Bessere Leistung ist zu krass formuliert. Man muss dem D15 und Macho einfach unterschiedliche Prioritäten zugestehen. Der Macho performt etwas besser, wenn es maximal leise sein soll. In der Spitze ist der D15 aber deutlich stärker, hat aber auch zwei Lüfter und je 200 rpm mehr.


----------



## pupsi11 (29. Dezember 2016)

*AW: Thermalright Le Grand Macho: High-End-Kühler im Test*

unglaublich schwach der test, im titel wird von high-end gesprochen aber es wird im test der brocken eco mit aufgelistet. wieso wurde nicht ein weiterer echter "gegner" genommen in form von EKL Alpenfohn Olymp: Dual-Turm-Kuhler als neues Topmodell [Update]  und der kostet auch nur 60 euro.


----------



## Zappaesk (29. Dezember 2016)

*AW: Thermalright Le Grand Macho: High-End-Kühler im Test*



Narbennarr schrieb:


> In der Spitze ist der D15 aber deutlich stärker, hat aber auch zwei Lüfter und je 200 rpm mehr.
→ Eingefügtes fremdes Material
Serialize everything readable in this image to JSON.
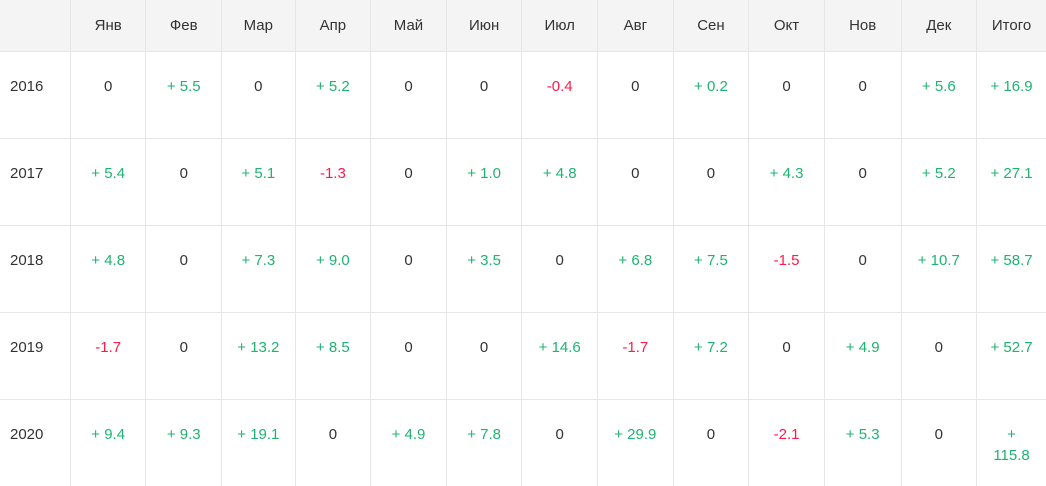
{
  "colors": {
    "positive": "#1fb371",
    "negative": "#ff1a4b",
    "neutral": "#333333",
    "header_background": "#f4f4f4",
    "grid_line": "#e6e6e6"
  },
  "table": {
    "corner": "",
    "columns": [
      "Янв",
      "Фев",
      "Мар",
      "Апр",
      "Май",
      "Июн",
      "Июл",
      "Авг",
      "Сен",
      "Окт",
      "Нов",
      "Дек",
      "Итого"
    ],
    "rows": [
      {
        "year": "2016",
        "values": [
          "0",
          "+ 5.5",
          "0",
          "+ 5.2",
          "0",
          "0",
          "-0.4",
          "0",
          "+ 0.2",
          "0",
          "0",
          "+ 5.6",
          "+ 16.9"
        ]
      },
      {
        "year": "2017",
        "values": [
          "+ 5.4",
          "0",
          "+ 5.1",
          "-1.3",
          "0",
          "+ 1.0",
          "+ 4.8",
          "0",
          "0",
          "+ 4.3",
          "0",
          "+ 5.2",
          "+ 27.1"
        ]
      },
      {
        "year": "2018",
        "values": [
          "+ 4.8",
          "0",
          "+ 7.3",
          "+ 9.0",
          "0",
          "+ 3.5",
          "0",
          "+ 6.8",
          "+ 7.5",
          "-1.5",
          "0",
          "+ 10.7",
          "+ 58.7"
        ]
      },
      {
        "year": "2019",
        "values": [
          "-1.7",
          "0",
          "+ 13.2",
          "+ 8.5",
          "0",
          "0",
          "+ 14.6",
          "-1.7",
          "+ 7.2",
          "0",
          "+ 4.9",
          "0",
          "+ 52.7"
        ]
      },
      {
        "year": "2020",
        "values": [
          "+ 9.4",
          "+ 9.3",
          "+ 19.1",
          "0",
          "+ 4.9",
          "+ 7.8",
          "0",
          "+ 29.9",
          "0",
          "-2.1",
          "+ 5.3",
          "0",
          "+ 115.8"
        ]
      }
    ]
  }
}
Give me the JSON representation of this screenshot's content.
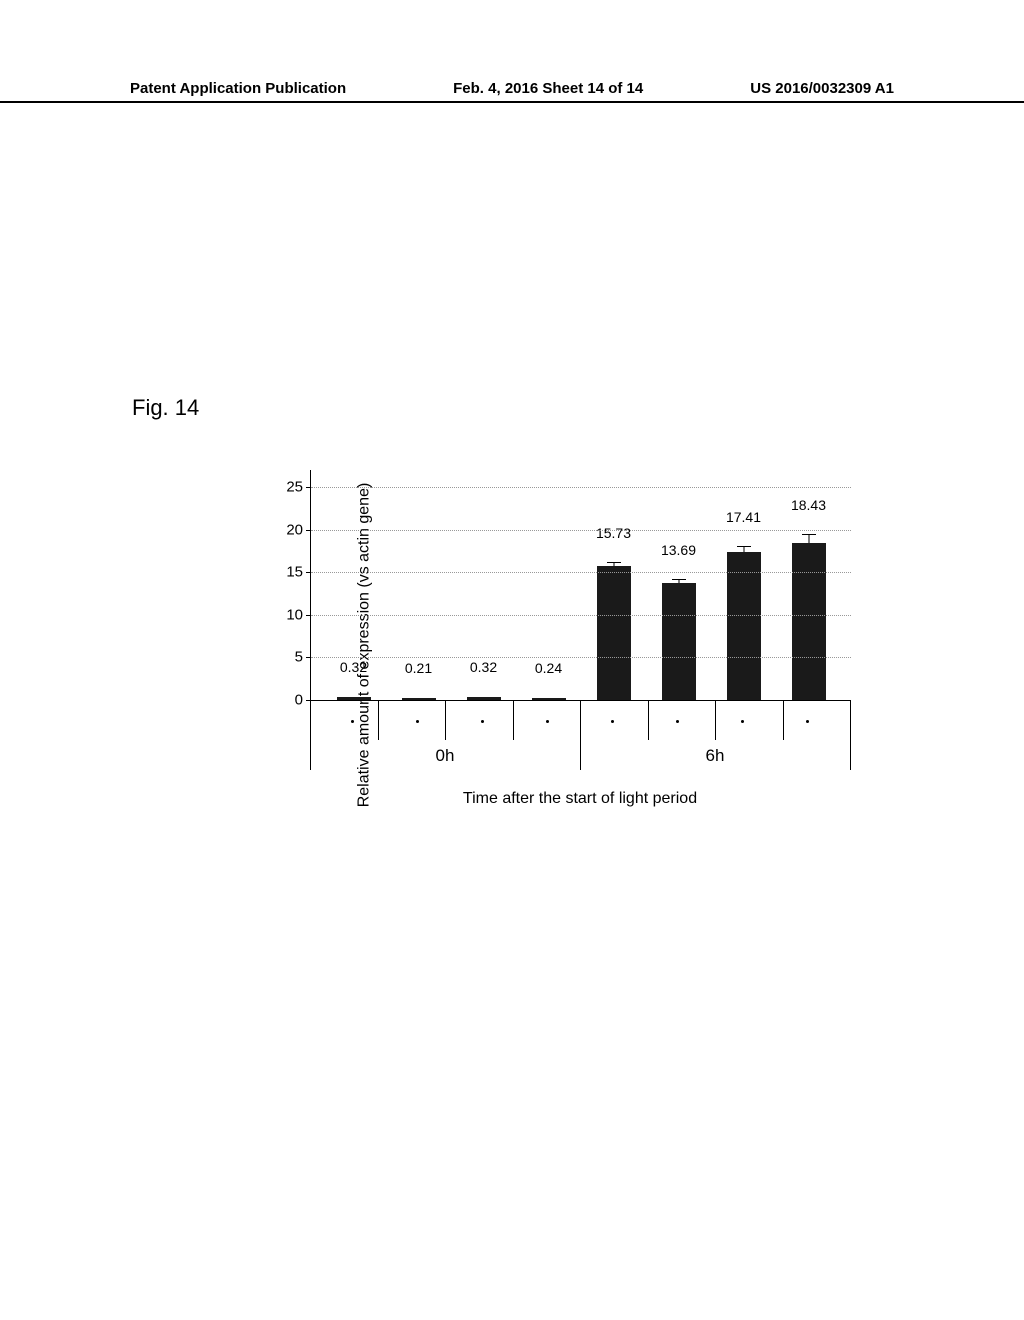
{
  "header": {
    "left": "Patent Application Publication",
    "middle": "Feb. 4, 2016   Sheet 14 of 14",
    "right": "US 2016/0032309 A1"
  },
  "figure_label": "Fig. 14",
  "chart": {
    "type": "bar",
    "ylabel": "Relative amount of expression (vs actin gene)",
    "xlabel": "Time after the start of light period",
    "ylim_max": 27,
    "yticks": [
      0,
      5,
      10,
      15,
      20,
      25
    ],
    "bar_color": "#1a1a1a",
    "grid_color": "#999999",
    "bars": [
      {
        "value": 0.32,
        "label": "0.32",
        "error": 0
      },
      {
        "value": 0.21,
        "label": "0.21",
        "error": 0
      },
      {
        "value": 0.32,
        "label": "0.32",
        "error": 0
      },
      {
        "value": 0.24,
        "label": "0.24",
        "error": 0
      },
      {
        "value": 15.73,
        "label": "15.73",
        "error": 0.4
      },
      {
        "value": 13.69,
        "label": "13.69",
        "error": 0.4
      },
      {
        "value": 17.41,
        "label": "17.41",
        "error": 0.5
      },
      {
        "value": 18.43,
        "label": "18.43",
        "error": 1.0
      }
    ],
    "groups": [
      {
        "label": "0h",
        "span": 4
      },
      {
        "label": "6h",
        "span": 4
      }
    ]
  }
}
Wobei "deutlich stärker" eigentlich auch nicht wahr ist. Die - wenn man mal die Ergebnisse aus dem Test nimmt - 2-5° bei 150W TDP sind genau betrachtet in in der Realität ohne jeden Belang und allerhöchstens für Temperaturfetischisten interessant. Dann lieber gleich die CPU unter Wasser betreiben...


----------



## Narbennarr (29. Dezember 2016)

*AW: Thermalright Le Grand Macho: High-End-Kühler im Test*

Hier geht um wohl um einen möglichst breiten Vergleich. Der Olymp verhält sich ähnlich wie der D15. Schwach im unteren Drehzahlbereich, stark im oberen. Wobei es beim Olymp so weit geht, dass er gedrosselt besonders abschmiert. Wäre total langweilig den noch dabei zu haben. Da ist der Vergleich zu einem Budgetkühler viel spannender, nach dem Motto "lohnt sich das?"



Zappaesk schrieb:


> Wobei "deutlich stärker" eigentlich auch nicht wahr ist. Die - wenn man mal die Ergebnisse aus dem Test nimmt - 2-5° bei 150W TDP sind genau betrachtet in in der Realität ohne jeden Belang und allerhöchstens für Temperaturfetischisten interessant. Dann lieber gleich die CPU unter Wasser betreiben...



2-5 Grad sind bei Luftkühlern eigentlich ein Quantensprung. Schon seit Jahren hängen wir uns an 0.5-1Grad auf, einfach weil die derzeitige Technik ausgereizt ist!


----------



## Dr Bakterius (29. Dezember 2016)

*AW: Thermalright Le Grand Macho: High-End-Kühler im Test*

Es kochen alle nur mit Wasser und ich verstehe das Brimborium nicht wegen ein paar Gradzahlen nicht bei den unschönen ausladenden Konstrukten. Bevor ich mir erneut so einen frickeligen und massigen Gemüsehobel erneut verbauen würde greife ich dann doch lieber zur Wasserkühlung


----------



## Zappaesk (29. Dezember 2016)

*AW: Thermalright Le Grand Macho: High-End-Kühler im Test*



Narbennarr schrieb:


> 2-5 Grad sind bei Luftkühlern eigentlich ein Quantensprung. Schon seit Jahren hängen wir uns an 0.5-1Grad auf, einfach weil die derzeitige Technik ausgereizt ist!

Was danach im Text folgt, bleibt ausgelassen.